Mensen die een niertransplantatie hebben ondergaan lopen een groter risico op een ernstig beloop van COVID-19 dan dialysepatiënten wanneer er gecorrigeerd werd voor leeftijd, geslacht en bijkomende ziekten.
Uit eerdere studies bij patiënten met nierfalen die COVID-19 kregen, bleek dat patiënten die dialyseerden een hogere sterfte hadden dan mensen die een niertransplantatie hadden ondergaan. Een aandachtspunt bij een dergelijke vergelijking is echter dat dialysepatiënten vaak ouder zijn en meer bijkomende ziekten hebben. Een internationale studie waar ook Nederland in participeerde, onderzocht de associatie van het type niervervangende behandeling waarbij werd gecorrigeerd voor verschillen in patiëntkenmerken. Hiervoor werden data gebruikt van de European Renal Association COVID-19 Database (ERACODA). Alle ontvangers van een niertransplantatie en dialysepatiënten die zich tussen 1 februari en 1 december 2020 presenteerden, werden in dit onderzoek geïncludeerd. In totaal namen 1670 patiënten deel aan deze studie; 496 van hen hadden een niertransplantatie gehad en 1174 waren dialysepatiënten.

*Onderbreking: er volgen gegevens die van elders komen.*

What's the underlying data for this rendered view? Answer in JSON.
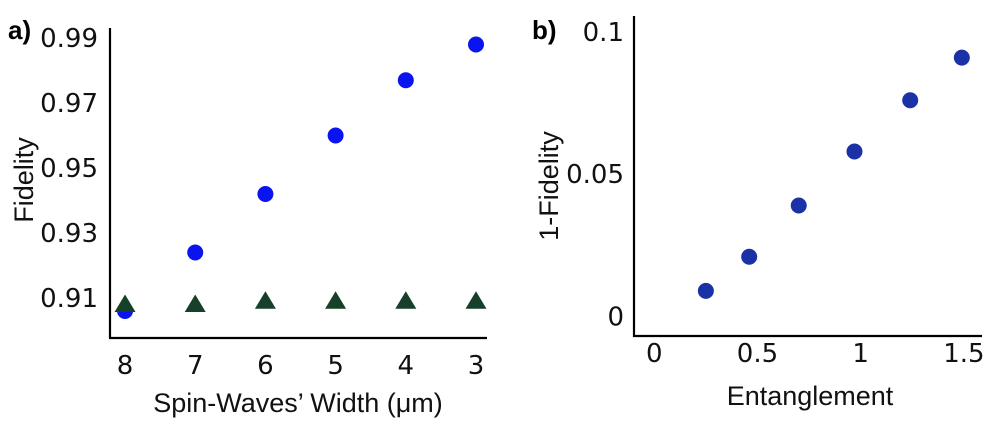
{
  "chart_data": [
    {
      "panel_label": "a)",
      "type": "scatter",
      "xlabel": "Spin-Waves’ Width (μm)",
      "ylabel": "Fidelity",
      "x_reversed": true,
      "xlim": [
        8.1,
        3
      ],
      "ylim": [
        0.902,
        0.99
      ],
      "x_ticks": [
        8,
        7,
        6,
        5,
        4,
        3
      ],
      "y_ticks": [
        0.91,
        0.93,
        0.95,
        0.97,
        0.99
      ],
      "series": [
        {
          "marker": "circle",
          "color": "#0a14f0",
          "x": [
            8,
            7,
            6,
            5,
            4,
            3
          ],
          "y": [
            0.906,
            0.924,
            0.942,
            0.96,
            0.977,
            0.988
          ]
        },
        {
          "marker": "triangle",
          "color": "#16402a",
          "x": [
            8,
            7,
            6,
            5,
            4,
            3
          ],
          "y": [
            0.908,
            0.908,
            0.909,
            0.909,
            0.909,
            0.909
          ]
        }
      ]
    },
    {
      "panel_label": "b)",
      "type": "scatter",
      "xlabel": "Entanglement",
      "ylabel": "1-Fidelity",
      "xlim": [
        -0.04,
        1.52
      ],
      "ylim": [
        -0.003,
        0.1
      ],
      "x_ticks": [
        0,
        0.5,
        1,
        1.5
      ],
      "y_ticks": [
        0,
        0.05,
        0.1
      ],
      "series": [
        {
          "marker": "circle",
          "color": "#1b31a6",
          "x": [
            0.25,
            0.46,
            0.7,
            0.97,
            1.24,
            1.49
          ],
          "y": [
            0.009,
            0.021,
            0.039,
            0.058,
            0.076,
            0.091
          ]
        }
      ]
    }
  ]
}
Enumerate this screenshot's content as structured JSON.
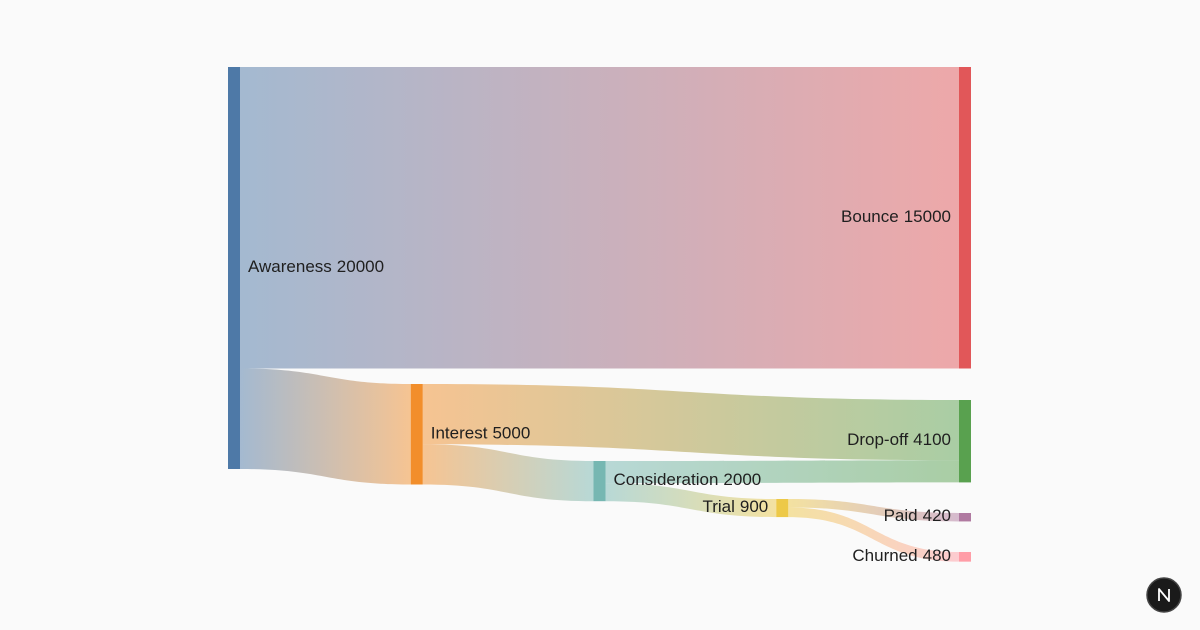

De sterfte binnen 28 dagen na presentatie bedroeg 16,9% onder de ontvangers van een niertransplantatie en 23,9% onder de dialysepatiënten. Wanneer er niet werd gecorrigeerd voor specifieke kenmerken lag bij de ontvangers van een niertransplantatie de mortaliteit op 28 dagen 33% lager dan bij de dialysepatiënten. Werd er echter wel voor leeftijd, geslacht en kwetsbaarheid gecorrigeerd, dan lag de mortaliteit op 28 dagen voor deze groep 29% hoger. Bij een volledig gecorrigeerd model was de mortaliteit voor deze groep zelfs 43% hoger. Deze uitkomsten waren vergelijkbaar wanneer andere eindpunten werden onderzocht (bijv. risico op ziekenhuisopname, ic-opname of mortaliteit na 28 dagen) en in subgroepen. Leeftijd bleek de voornaamste factor te zijn. Dit suggereert dat het verhoogde risico op sterfte dat geassocieerd is met niertransplantatie, zich met name voordeed bij oudere mensen.